2014-12-02 13:02:00

Putin blocca il progetto SouthStream in polemica con Ue


La Russia taglia drasticamente le stime sul Pil 2015. Da una crescita dell'1,2%, cala a 0,8%, con la recessione già nel primo trimestre dell'anno. Il viceministro dell'Economia, Alexey Vedev, cita le sanzioni sull'Ucraina come "elementi di instabilità" strutturali e geopolitici. Intanto, il presidente Putin fa sapere che rinuncia al progetto di gasdotto "South Stream", che nelle ultime settimane era stato messo in forse dalla Commissione europea a seguito delle sanzioni legate alla crisi in Ucraina. Dell’ultima decisione di Putin e della crisi economica in Russia, Fausta Speranza ha parlato con Luigi Geninazzi, editorialista di Avvenire:

R. – E’ il segnale che la tensione fra Russia e Unione Europea sta raggiungendo un altro vertice. “South Stream” è il gasdotto che avrebbe dovuto fare il paio con “North Stream”, quello ormai già approvato a nord della Germania. Il progetto “South Stream” era pensato un po’ per aggirare l’Ucraina. E questo perché era una rotta energetica verso l’Europa che, secondo Mosca, non era sicura. Però, aveva un costo molto elevato. Dopo la crisi ucraina, l’Unione Europea ha avanzato sempre più obiezioni. Diciamo che Putin, oltre che giocatore di scacchi, è un gran giocatore di poker, e ha fatto un bluff: visto che Bruxelles aveva avanzato molte perplessità, ha fatto lui la prima mossa e ha detto: “Allora non lo facciamo più”.

D. – Tutta la questione delle sanzioni sta pesando su Mosca, anche se Putin ha provato a minimizzare dicendo che le sanzioni avrebbero pesato più sull’Europa…

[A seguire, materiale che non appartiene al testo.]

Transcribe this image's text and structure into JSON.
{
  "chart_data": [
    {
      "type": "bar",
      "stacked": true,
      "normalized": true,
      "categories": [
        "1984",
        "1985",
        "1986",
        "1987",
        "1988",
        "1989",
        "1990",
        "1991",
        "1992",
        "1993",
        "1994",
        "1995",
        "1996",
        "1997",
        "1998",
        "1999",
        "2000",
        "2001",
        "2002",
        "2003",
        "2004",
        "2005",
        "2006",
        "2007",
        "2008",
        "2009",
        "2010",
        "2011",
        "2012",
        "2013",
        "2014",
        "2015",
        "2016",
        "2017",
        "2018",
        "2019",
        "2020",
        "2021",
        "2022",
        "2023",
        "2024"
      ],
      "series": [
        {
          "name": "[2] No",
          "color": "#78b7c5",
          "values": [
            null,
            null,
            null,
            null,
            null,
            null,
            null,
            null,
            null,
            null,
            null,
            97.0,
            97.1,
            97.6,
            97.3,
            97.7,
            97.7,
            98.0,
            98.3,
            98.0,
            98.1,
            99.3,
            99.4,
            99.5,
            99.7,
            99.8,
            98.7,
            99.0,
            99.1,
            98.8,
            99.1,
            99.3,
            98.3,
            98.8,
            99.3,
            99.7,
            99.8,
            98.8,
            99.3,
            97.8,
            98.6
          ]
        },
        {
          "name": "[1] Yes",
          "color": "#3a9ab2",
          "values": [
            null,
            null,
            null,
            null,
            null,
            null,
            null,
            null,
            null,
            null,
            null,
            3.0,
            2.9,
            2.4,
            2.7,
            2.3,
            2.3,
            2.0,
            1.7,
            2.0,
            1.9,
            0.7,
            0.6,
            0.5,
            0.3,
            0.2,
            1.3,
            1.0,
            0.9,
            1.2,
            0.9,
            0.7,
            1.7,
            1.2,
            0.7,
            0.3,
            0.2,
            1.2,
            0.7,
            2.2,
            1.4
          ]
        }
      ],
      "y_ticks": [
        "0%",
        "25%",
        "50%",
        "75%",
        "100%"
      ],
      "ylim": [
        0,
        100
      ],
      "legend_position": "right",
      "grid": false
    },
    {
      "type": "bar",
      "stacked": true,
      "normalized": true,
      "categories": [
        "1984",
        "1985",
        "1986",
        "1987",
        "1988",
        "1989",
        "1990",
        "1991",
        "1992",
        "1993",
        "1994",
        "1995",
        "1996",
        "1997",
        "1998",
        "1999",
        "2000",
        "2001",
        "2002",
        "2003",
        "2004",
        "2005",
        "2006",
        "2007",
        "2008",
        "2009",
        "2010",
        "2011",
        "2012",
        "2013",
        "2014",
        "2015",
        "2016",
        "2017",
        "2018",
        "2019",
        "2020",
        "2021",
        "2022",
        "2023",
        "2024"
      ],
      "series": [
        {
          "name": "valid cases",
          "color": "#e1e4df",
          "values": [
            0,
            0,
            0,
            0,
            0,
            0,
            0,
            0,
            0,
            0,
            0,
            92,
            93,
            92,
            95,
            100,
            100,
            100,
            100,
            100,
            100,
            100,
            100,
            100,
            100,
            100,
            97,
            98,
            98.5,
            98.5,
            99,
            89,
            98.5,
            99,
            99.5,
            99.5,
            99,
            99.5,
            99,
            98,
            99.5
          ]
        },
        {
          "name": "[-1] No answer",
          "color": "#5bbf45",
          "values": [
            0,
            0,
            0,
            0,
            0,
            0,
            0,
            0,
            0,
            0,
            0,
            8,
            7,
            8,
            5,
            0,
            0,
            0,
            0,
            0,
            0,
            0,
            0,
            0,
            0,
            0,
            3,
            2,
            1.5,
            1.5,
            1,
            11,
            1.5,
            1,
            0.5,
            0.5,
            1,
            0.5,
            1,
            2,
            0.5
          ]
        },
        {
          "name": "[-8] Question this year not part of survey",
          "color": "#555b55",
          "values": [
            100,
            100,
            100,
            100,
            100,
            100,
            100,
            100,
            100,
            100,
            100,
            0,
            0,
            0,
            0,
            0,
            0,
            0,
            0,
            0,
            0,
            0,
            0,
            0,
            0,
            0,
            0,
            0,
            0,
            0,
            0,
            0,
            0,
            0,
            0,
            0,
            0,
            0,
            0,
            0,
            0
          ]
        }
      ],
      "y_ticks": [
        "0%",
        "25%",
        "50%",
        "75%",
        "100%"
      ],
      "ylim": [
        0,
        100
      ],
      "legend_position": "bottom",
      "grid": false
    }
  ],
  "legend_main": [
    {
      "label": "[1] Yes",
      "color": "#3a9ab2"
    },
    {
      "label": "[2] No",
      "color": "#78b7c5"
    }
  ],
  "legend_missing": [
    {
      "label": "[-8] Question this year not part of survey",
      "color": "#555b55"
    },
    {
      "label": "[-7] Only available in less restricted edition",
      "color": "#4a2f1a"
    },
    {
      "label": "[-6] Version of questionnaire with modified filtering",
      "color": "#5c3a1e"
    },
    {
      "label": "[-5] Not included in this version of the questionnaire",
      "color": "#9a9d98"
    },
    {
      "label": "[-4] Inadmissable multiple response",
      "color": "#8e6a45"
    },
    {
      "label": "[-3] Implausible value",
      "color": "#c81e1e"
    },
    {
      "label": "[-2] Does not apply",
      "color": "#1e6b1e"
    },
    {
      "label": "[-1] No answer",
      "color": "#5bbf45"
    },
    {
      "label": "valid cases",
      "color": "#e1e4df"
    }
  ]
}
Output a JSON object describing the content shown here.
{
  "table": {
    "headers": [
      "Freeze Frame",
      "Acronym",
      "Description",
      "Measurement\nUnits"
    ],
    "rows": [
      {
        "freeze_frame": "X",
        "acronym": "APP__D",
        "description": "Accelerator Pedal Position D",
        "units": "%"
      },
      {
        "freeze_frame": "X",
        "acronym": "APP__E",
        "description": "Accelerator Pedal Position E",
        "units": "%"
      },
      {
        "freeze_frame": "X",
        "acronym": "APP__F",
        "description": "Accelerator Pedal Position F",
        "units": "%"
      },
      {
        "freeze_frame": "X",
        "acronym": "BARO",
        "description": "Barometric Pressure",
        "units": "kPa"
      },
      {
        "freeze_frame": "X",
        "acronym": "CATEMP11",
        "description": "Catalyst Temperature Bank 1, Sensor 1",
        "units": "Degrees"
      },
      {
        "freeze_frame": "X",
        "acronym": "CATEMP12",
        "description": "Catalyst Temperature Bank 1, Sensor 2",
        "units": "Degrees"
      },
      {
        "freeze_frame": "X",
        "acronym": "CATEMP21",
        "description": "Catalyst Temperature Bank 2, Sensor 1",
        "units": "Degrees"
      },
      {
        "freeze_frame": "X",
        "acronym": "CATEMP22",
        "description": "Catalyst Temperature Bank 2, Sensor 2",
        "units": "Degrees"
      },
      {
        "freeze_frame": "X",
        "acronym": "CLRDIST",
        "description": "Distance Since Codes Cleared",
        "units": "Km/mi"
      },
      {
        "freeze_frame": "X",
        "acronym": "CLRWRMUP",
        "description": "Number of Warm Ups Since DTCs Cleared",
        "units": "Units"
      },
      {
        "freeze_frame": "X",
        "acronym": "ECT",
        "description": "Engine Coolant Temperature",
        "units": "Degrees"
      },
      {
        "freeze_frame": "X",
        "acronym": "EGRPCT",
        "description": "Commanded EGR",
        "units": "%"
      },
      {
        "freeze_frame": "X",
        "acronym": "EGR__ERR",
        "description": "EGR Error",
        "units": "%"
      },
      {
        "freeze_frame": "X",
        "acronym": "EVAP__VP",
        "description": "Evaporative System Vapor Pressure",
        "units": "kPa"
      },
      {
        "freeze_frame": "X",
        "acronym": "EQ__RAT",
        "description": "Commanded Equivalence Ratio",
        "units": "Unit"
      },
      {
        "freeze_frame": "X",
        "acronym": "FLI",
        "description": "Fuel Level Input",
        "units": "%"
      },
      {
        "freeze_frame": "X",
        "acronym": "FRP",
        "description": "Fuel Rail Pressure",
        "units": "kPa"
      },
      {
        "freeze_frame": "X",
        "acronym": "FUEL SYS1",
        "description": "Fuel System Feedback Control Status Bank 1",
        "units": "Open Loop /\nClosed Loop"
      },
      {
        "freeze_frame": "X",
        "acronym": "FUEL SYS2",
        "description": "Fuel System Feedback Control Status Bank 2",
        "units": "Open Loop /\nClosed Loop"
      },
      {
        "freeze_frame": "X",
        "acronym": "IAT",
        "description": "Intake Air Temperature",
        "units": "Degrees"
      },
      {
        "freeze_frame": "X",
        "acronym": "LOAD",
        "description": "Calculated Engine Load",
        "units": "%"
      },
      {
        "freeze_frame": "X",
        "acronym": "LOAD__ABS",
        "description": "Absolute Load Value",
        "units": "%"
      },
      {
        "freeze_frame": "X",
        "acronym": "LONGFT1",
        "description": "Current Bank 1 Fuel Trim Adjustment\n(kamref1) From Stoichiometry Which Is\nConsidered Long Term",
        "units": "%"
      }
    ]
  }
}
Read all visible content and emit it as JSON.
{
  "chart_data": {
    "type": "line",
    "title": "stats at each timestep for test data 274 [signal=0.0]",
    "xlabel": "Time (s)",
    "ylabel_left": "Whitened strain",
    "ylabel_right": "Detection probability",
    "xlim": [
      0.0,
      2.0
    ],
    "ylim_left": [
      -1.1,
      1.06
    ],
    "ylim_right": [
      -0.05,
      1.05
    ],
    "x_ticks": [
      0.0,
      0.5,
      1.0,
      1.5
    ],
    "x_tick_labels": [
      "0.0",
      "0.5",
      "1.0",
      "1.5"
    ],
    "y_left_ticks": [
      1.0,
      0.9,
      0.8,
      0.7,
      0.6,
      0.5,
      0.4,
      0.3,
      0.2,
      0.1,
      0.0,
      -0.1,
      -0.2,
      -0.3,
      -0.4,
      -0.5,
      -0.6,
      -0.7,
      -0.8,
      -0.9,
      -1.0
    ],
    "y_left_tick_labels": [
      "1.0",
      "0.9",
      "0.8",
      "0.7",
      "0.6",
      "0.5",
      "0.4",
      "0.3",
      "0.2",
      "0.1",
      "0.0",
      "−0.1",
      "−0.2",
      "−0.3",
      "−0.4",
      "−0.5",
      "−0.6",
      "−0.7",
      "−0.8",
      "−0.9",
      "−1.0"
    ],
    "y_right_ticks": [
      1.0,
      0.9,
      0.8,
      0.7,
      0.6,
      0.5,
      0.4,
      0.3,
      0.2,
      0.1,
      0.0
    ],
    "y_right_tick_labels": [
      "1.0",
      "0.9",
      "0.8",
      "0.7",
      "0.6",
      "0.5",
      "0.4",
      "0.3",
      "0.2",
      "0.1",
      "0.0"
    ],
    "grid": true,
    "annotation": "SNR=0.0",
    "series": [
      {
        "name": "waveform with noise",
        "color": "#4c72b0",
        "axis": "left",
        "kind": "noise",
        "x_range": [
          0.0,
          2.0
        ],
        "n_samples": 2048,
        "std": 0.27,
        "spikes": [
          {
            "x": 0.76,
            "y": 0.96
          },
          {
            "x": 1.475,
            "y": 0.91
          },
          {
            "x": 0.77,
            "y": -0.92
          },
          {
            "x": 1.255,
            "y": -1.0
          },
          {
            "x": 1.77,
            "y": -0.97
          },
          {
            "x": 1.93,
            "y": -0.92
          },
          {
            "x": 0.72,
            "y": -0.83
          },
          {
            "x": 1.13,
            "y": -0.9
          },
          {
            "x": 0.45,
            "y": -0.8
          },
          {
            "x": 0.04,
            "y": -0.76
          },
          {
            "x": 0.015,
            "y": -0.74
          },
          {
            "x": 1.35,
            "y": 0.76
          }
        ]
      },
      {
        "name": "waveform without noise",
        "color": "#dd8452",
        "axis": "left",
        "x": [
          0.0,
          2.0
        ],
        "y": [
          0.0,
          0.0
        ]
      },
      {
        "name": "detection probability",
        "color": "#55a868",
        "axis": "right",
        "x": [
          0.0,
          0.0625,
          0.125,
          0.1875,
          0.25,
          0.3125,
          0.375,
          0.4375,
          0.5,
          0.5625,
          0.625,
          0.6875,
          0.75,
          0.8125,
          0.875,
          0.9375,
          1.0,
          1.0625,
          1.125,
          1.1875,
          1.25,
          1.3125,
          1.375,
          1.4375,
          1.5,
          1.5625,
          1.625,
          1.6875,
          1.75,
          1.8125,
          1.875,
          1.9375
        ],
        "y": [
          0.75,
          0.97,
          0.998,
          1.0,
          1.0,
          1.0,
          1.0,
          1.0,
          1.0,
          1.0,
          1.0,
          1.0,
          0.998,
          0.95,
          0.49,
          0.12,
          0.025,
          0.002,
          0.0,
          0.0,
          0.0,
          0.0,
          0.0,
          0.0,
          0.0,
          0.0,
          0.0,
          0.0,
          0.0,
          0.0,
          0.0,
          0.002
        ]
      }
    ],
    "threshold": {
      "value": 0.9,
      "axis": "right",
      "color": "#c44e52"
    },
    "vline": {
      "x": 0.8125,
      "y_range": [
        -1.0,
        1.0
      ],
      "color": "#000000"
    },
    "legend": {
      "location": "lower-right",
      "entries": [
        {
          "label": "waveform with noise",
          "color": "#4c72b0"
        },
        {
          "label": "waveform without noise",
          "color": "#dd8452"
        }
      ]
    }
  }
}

R. – Sì, certo. Il discorso delle sanzioni sta pesando perché colpisce un po’ i settori strategici: il finanziamento – per esempio – alle grandi imprese. Dobbiamo tenere presente che le grandi compagnie energetiche sono fortemente indebitate con l’Occidente, e quindi va a colpire questi interessi strategici, blocca gli investimenti futuri, il transfer di tecnologie, eccetera. Però, è questa la cosa interessante: la peggiore sanzione, a mio avviso, è quella che non è stata proclamata come tale, il crollo del prezzo del petrolio. Qualcuno a Mosca pensa che sia una manovra degli Stati Uniti, d’accordo con gli alleati dell’Arabia Saudita, che all’interno dell’Opec ha voluto bloccare comunque la produzione anche se il costo sta calando… In ogni caso, al di là di tutte le teorie, il fatto è che il petrolio, che per Mosca per essere a un livello ancora sufficientemente redditizio sarebbe dovuto rimanere al di sopra dei 100 dollari al barile – diciamo che la linea rossa era stata tracciata a 80 dollari, perché sotto gli 80 dollari incomincia ad essere un vero disastro – nelle ultime settimane è sceso sotto i 70, pochi giorni fa ha toccato i 64 dollari. Quindi, questo è quello che pesa veramente. Provoca la caduta del rublo sul mercato valutario e ha già costretto Putin, il governo di Mosca, a operare dei tagli sul welfare state, cioè sullo stato sociale. E già ci sono proteste: abbiamo visto le proteste dei dipendenti del settore sanitario, poi delle scuole e così via… Perché Putin, con i proventi del petrolio e del gas ha sempre in questi anni alimentato una generosa politica sociale. Per esempio, la pensione a 60 anni, cosa che da noi in Occidente ormai è un sogno, l’aumento di stipendio ai dipendenti pubblici, cosa anche che da noi in Occidente non succede più… Adesso, tutto questo incomincia a venir meno.

D. – La Banca centrale russa ha cercato in ogni modo di difendere il rublo, ma continua a calare. E un’altra cosa che prosegue è la fuga dei capitali, addirittura il doppio rispetto al 2013. E' così?

R. – La Banca Centrale russa si sta svenando per sostenere il rublo! Si calcola che abbia già speso 90 miliardi di dollari per sostenere il rublo. Oggi, a Mosca, ci vogliono più di 60-64 rubli per un euro: sei mesi fa, ce ne volevano 45. Quindi, questa è una situazione che costa molto, perché se si calcolano 40 miliardi di dollari di perdita per le sanzioni, più 100 miliardi di mancati incassi per il crollo del prezzo del greggio, si registra veramente un grosso buco nelle finanze.